Korean yakiniku (grilled meat) was quite different than Japanese yakiniku, and strikingly so in the fact that meat was less so the centre of the meal. Again we had a large assortment of little plates with side dishes, some to be consumed in the same bite as the meat, which by itself lacked much flavour.
Duncan’s friend Cathy, a local teacher of English, met up with us and walked us through the dinner whilst the owner actually grilled the meat right in front of us. The restaurant had floor seating on wood and tables with built-in grills, and we were seated between a group of Korean women and on the other side, two touristing Japanese women. When the time came, our personal cook proceeded to quite literally cut up the meat, with a new vocabulary term for me: meat scissors, which appear just the same as other kitchen scissors.
Our modest amount of pork, plethora of side dishes and seasoning, and beer came to all of 30,000 KRW (US$25 or 2,282 yen) for the three of us.
One of the days we vowed to get lunch at the huge Jalgachi Fish Market, but it was to no avail. We got lost in the midst of the tightly packed lanes of small fish vendors, selling schools upon schools of tasty looking swimmers, plus juicy octopi and other sea life. Inside a warehouse building there were a bunch of tables and live fish to be cut up for sashimi or fried flavours, and this was to be our restaurant of choice, but it was incredibly overpriced. For a fraction of the price just for sashimi and some side dishes, we could have gotten something probably more fresh on Tsushima – Who knows when the fish were actually brought there, even if they were still swimming around.
So instead, we had a huge lunch of KFC — Korean Fried Chicken, that is — at a chain restaurant not far away from the market. A huge dish of this chicken plus little mochi “dogs” sat between Duncan and I, and we weren’t even able to devour the whole thing between the two of us. There were chopsticks and western utensils provided, but we were at odds to figure out what the etiquette was for consuming said dish, since most of it seemed to be wings. Attempts to use chopsticks failed, and I was the first to give in to chowing down ribs-style.

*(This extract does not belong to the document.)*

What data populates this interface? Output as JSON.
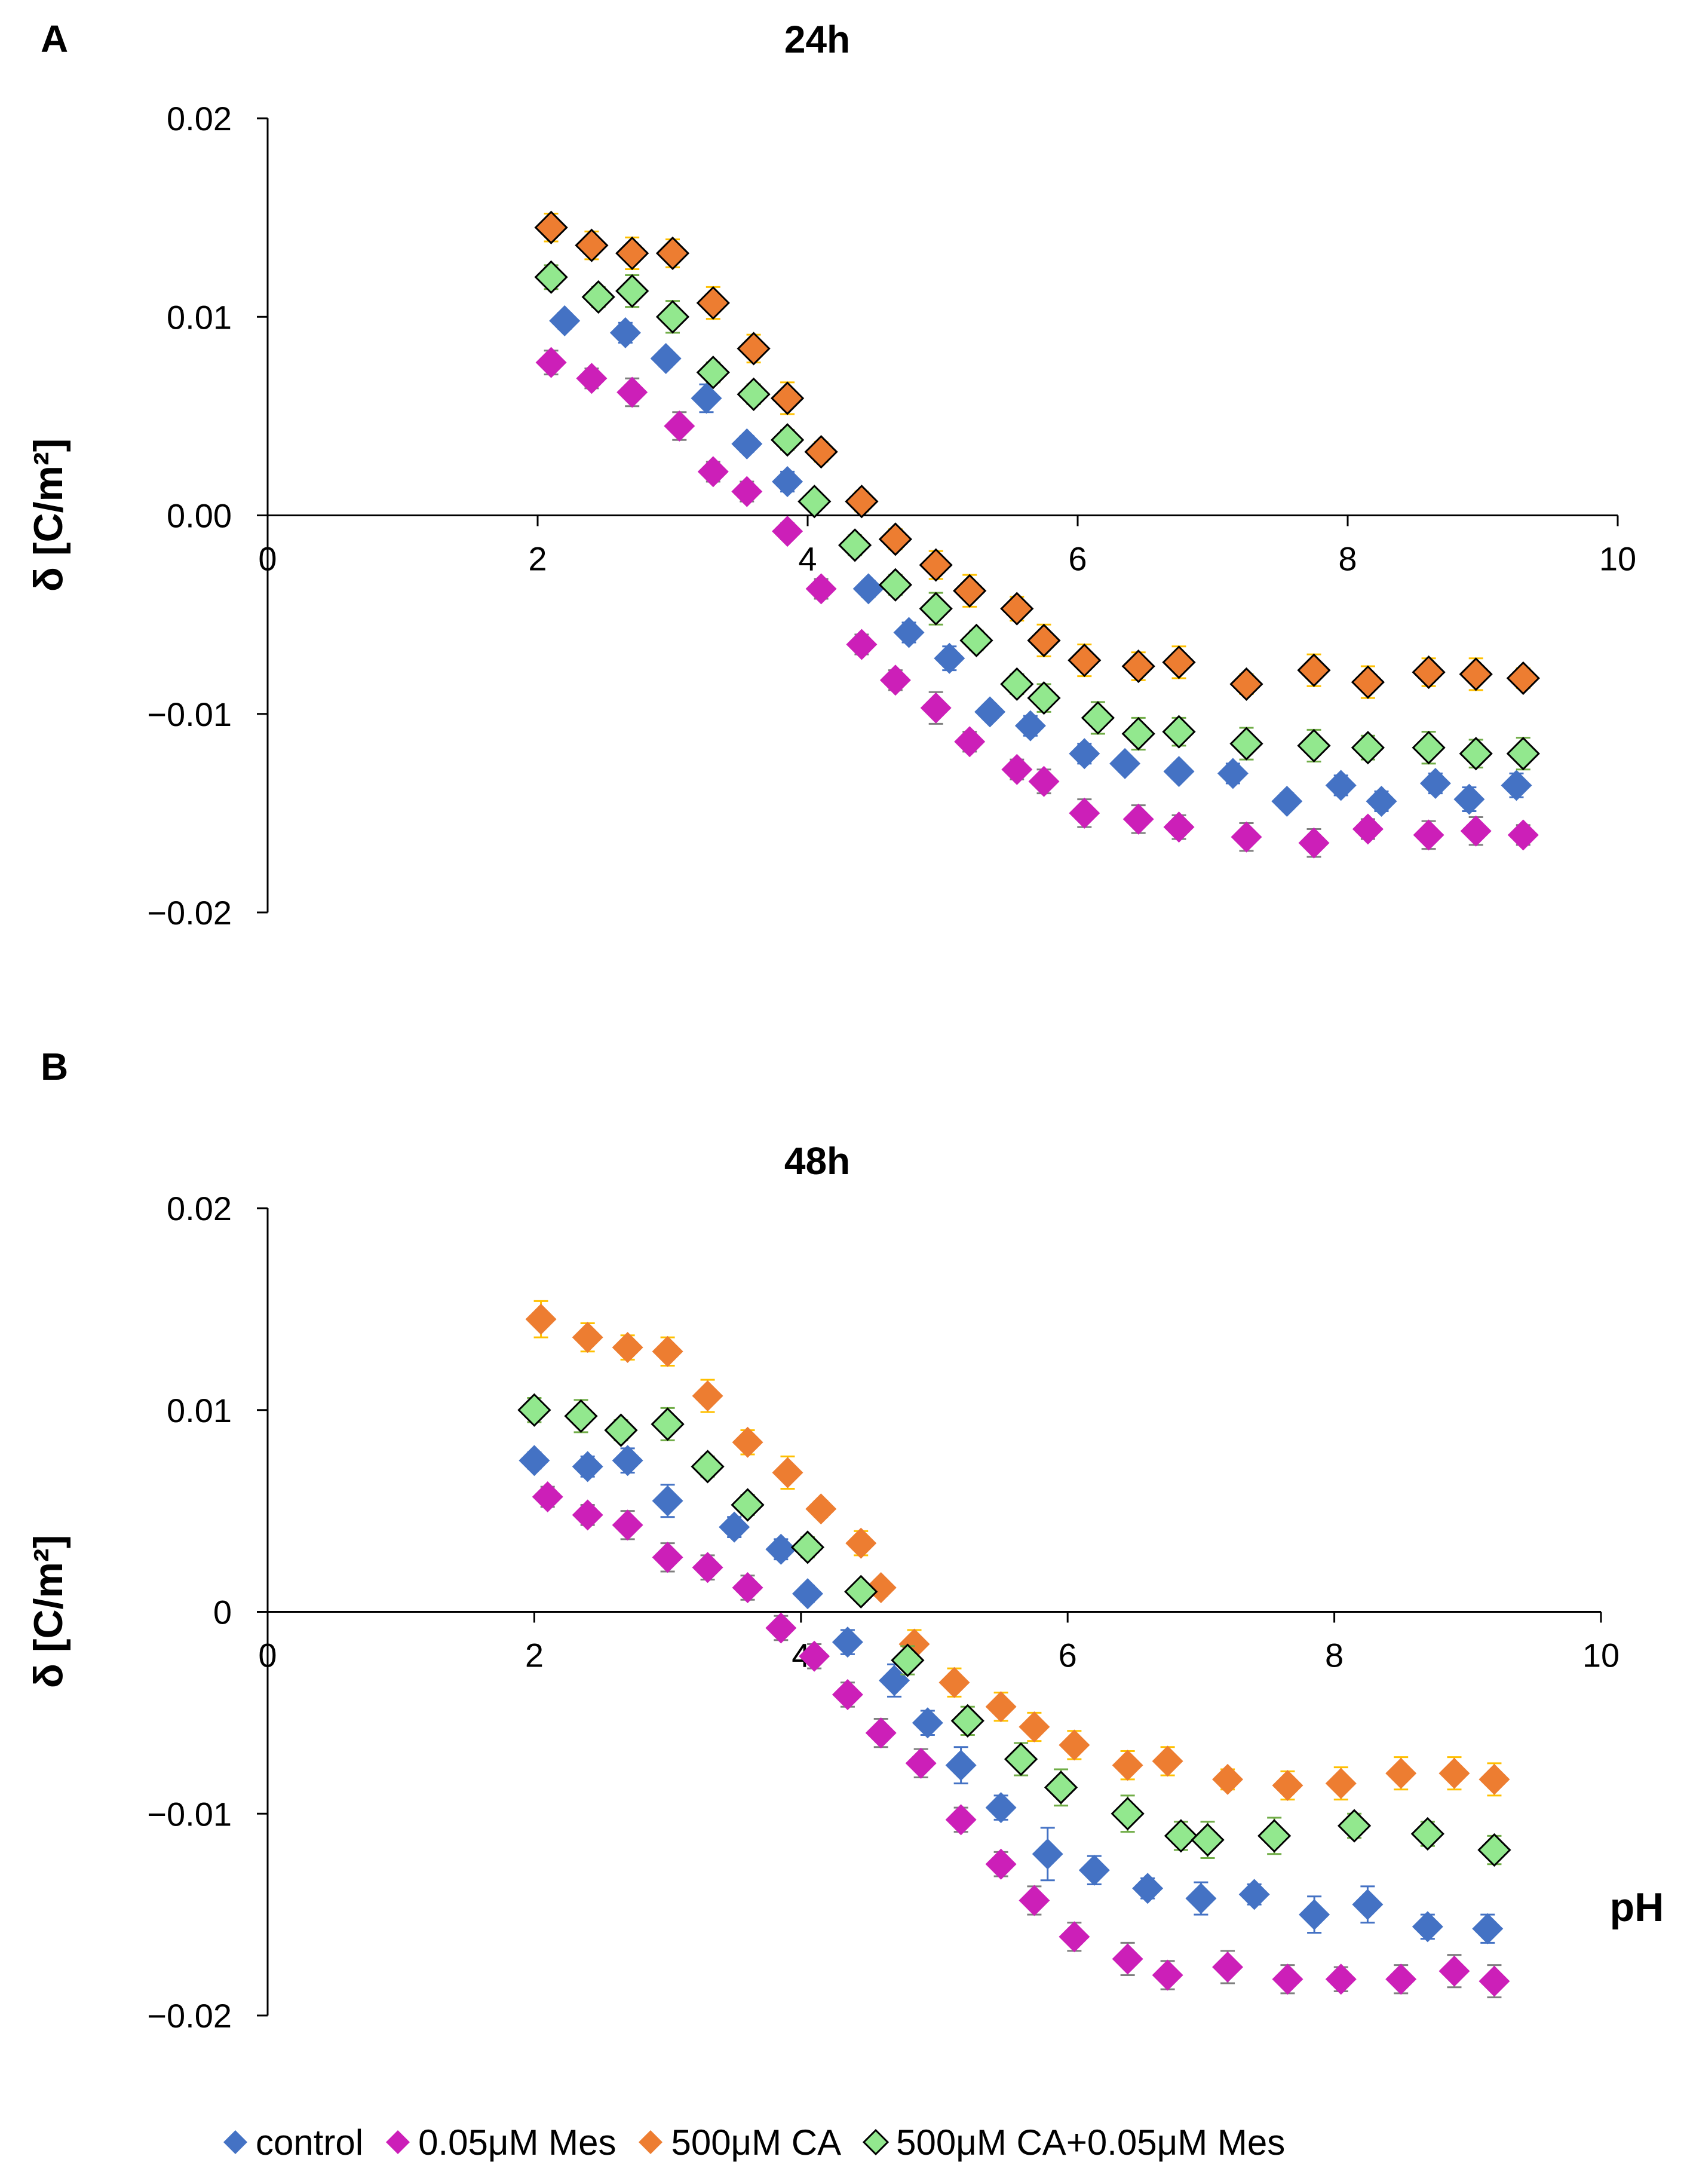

Hand-washing was certainly required afterward to remove all the stickiness, so we discovered the somewhat awkward washroom with no door or separation between the sink and urinal. Luckily it wasn’t so busy.
For our breakfasts we stopped by the two cafés just outside our hotel: Holly’s and the one I can’t recall. Holly’s had a very sterilised appearance that seemed out of place with the rest of the area, much like the frozen yogurt café in Ho Chi Minh City. One of the days I still had leftover pastries from Tsushima so I subsided on those and a coffee, but the second day I had a lovely waffle with maple syrup that really hit the spot with an iced mocha. Comparing the size and calories with the price, this was proportionally by far the most expensive meal at 7,000 KRW (US$8).
On the morning of our return, I was foolish enough to order an apple-cinnamon pretzel from the other café, thinking they’d have them for take-away. Instead, it took maybe over ten minutes to get the order, as it was freshly made, and it turned into a sticky and over-sugary mess as I walked with it to the subway station. Avoid pretzel orders!
Another of my favourite Korean foods I didn’t try until after I returned. For a souvenir my supervisor, who also visited Korea that weekend, got me a pack of dried seaweed — But no ordinary seaweed. This stuff seems to have been fried, or is at least doused with oil, but more importantly seems to be lined with some form of spicy chili. It’s actually one of the spiciest Southeast Asian foods I’ve had since for the most part the food I ate in Thailand, for one reason or another, wasn’t actually very hot.